Les choses sont complexes. Et dans le cas qui nous occupe, récapitulons les faits : comme le rapportent les éléments glanés dans la presse spécialisée, NSO n’est pas une entreprise nouvellement crée. Elle a été fondée en 2009 par trois Israéliens, Niv Carmi, Shalev Hulio et Omri Lavie. Contrairement à ce que l’on croit, ils ne viennent pas de l’Unité 8200 (spécialisée au sein de l’armée israélienne en cyberdéfense). Ils se sont réunis pour développer un logiciel d’identification d’objets dans des images ou des vidéos qui renvoyaient ensuite les utilisateurs vers un site de vente en ligne. Puis ils ont mis au point un outil de service après-vente pour se connecter à distance au téléphone de leurs clients. La légende veut qu’un service de renseignement européen les ait approchés pour leur conseiller de développer leur logiciel vedette… Hulio et Lavie ont fondé NSO, et ils ont su s’entourer de brillants ingénieurs venus de l’unité spécialisée 8200. En Israël, pays où l’armée sert de creuset national, les relations public-privé sont très développées. NSO peut-elle vendre ses capacités d’espionnage à n’importe quel client ? Toute vente de technologie de défense sensible, que ce soit cyber ou autre, est soumise à autorisation régalienne drastique à l’export. Ceci n’est pas spécifique à Israël. C’est aussi le cas en Europe où la législation à cet égard est très stricte. Le fait que le ministère de la Défense donne son aval à la vente de solutions cyber-offensives démontre, au-delà du contrôle qui en est fait, qu’il s’agit aussi d’un outil de soft power. Pegasus a notamment été vendu aux Émirats arabes unis bien avant la signature des accords de normalisation dits « accords Abraham ». Cette vente de licence est à l’origine d’une des premières affaires connues où le nom de NSO a été mentionné : en 2016, un opposant émirati s’était en effet rendu compte que son téléphone avait été infecté.

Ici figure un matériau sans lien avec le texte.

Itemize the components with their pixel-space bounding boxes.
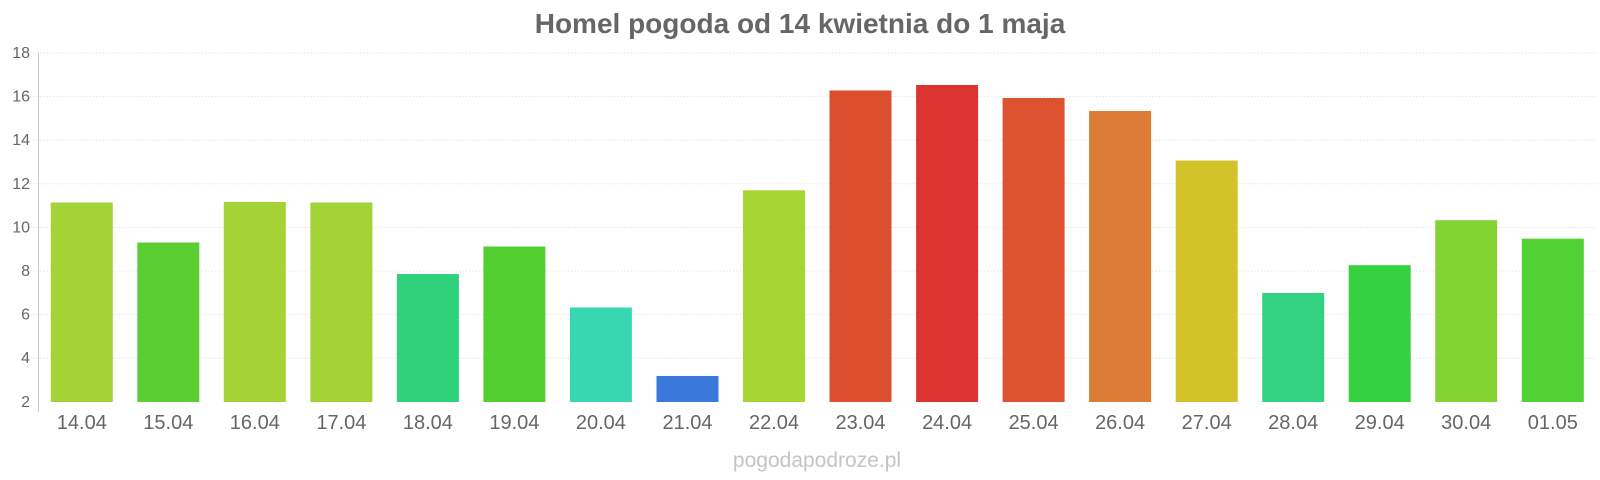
- svg-text:24.04: 24.04: [922, 412, 972, 434]
- svg-text:15.04: 15.04: [143, 412, 193, 434]
- svg-text:01.05: 01.05: [1528, 412, 1578, 434]
- svg-text:14.04: 14.04: [57, 412, 107, 434]
- svg-text:25.04: 25.04: [1009, 412, 1059, 434]
- svg-text:29.04: 29.04: [1355, 412, 1405, 434]
- svg-text:21.04: 21.04: [662, 412, 712, 434]
- svg-text:17.04: 17.04: [316, 412, 366, 434]
- svg-text:23.04: 23.04: [835, 412, 885, 434]
- svg-text:18.04: 18.04: [403, 412, 453, 434]
- svg-text:10: 10: [12, 219, 30, 236]
- svg-text:pogodapodroze.pl: pogodapodroze.pl: [733, 449, 901, 472]
- svg-text:16.04: 16.04: [230, 412, 280, 434]
- svg-text:2: 2: [21, 394, 30, 411]
- svg-text:16: 16: [12, 89, 30, 106]
- svg-text:14: 14: [12, 132, 30, 149]
- svg-text:30.04: 30.04: [1441, 412, 1491, 434]
- svg-text:6: 6: [21, 307, 30, 324]
- svg-text:20.04: 20.04: [576, 412, 626, 434]
- svg-text:19.04: 19.04: [489, 412, 539, 434]
- svg-text:28.04: 28.04: [1268, 412, 1318, 434]
- svg-text:Homel pogoda od 14 kwietnia do: Homel pogoda od 14 kwietnia do 1 maja: [535, 8, 1066, 39]
- svg-text:26.04: 26.04: [1095, 412, 1145, 434]
- svg-text:8: 8: [21, 263, 30, 280]
- svg-text:4: 4: [21, 350, 30, 367]
- svg-text:22.04: 22.04: [749, 412, 799, 434]
- svg-text:12: 12: [12, 176, 30, 193]
- svg-text:27.04: 27.04: [1182, 412, 1232, 434]
- svg-text:18: 18: [12, 45, 30, 62]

Existe-t-il un consensus international sur la définition des « cyberarmes » ? La question de la régulation des « cyberarmes » est naturellement posée, « mais les discussions se pressent très lentement » selon certaines sources autorisées. De facto, il n’y a pas de consensus établi à ce sujet à ce jour entre États. Les États-Unis parlent de « cybercapacités » en excluant les logiciels qui ont exclusivement accès à un système informatique, à des fins d’exploitation de données. La France inclut quant à elle dans les « armes numériques » les logiciels dits « intrusifs ». Le marché de ces logiciels « intrusifs » est investi par de très nombreux acteurs : l’Allemagne ou le Canada, entre autres, ont par exemple développé des logiciels d’espionnage ou de gestion de réseau comme « Finfisher » ou « Blue Coat »… Des logiciels informatiques qui sont aussi des biens technologiques à « double usage », pouvant donc aisément être utilisés à des fins militaires, mais également potentiellement « retournables » contre des populations civiles dans le cadre de régimes autoritaires qui souhaiteraient naturellement se maintenir au pouvoir par exemple. Par ailleurs, l’exportation de capacités cyber-offensives comporte aussi le risque notable de « reverse engineering » par la concurrence ou l’adversité. Ainsi, de nombreux chercheurs ont remarqué que le malware (logiciel espion) « Shamoon » avait de nombreuses similitudes avec « Stuxnet », le ver informatique désormais bien connu, qui avait en outre infecté le programme nucléaire iranien au début des années 2010.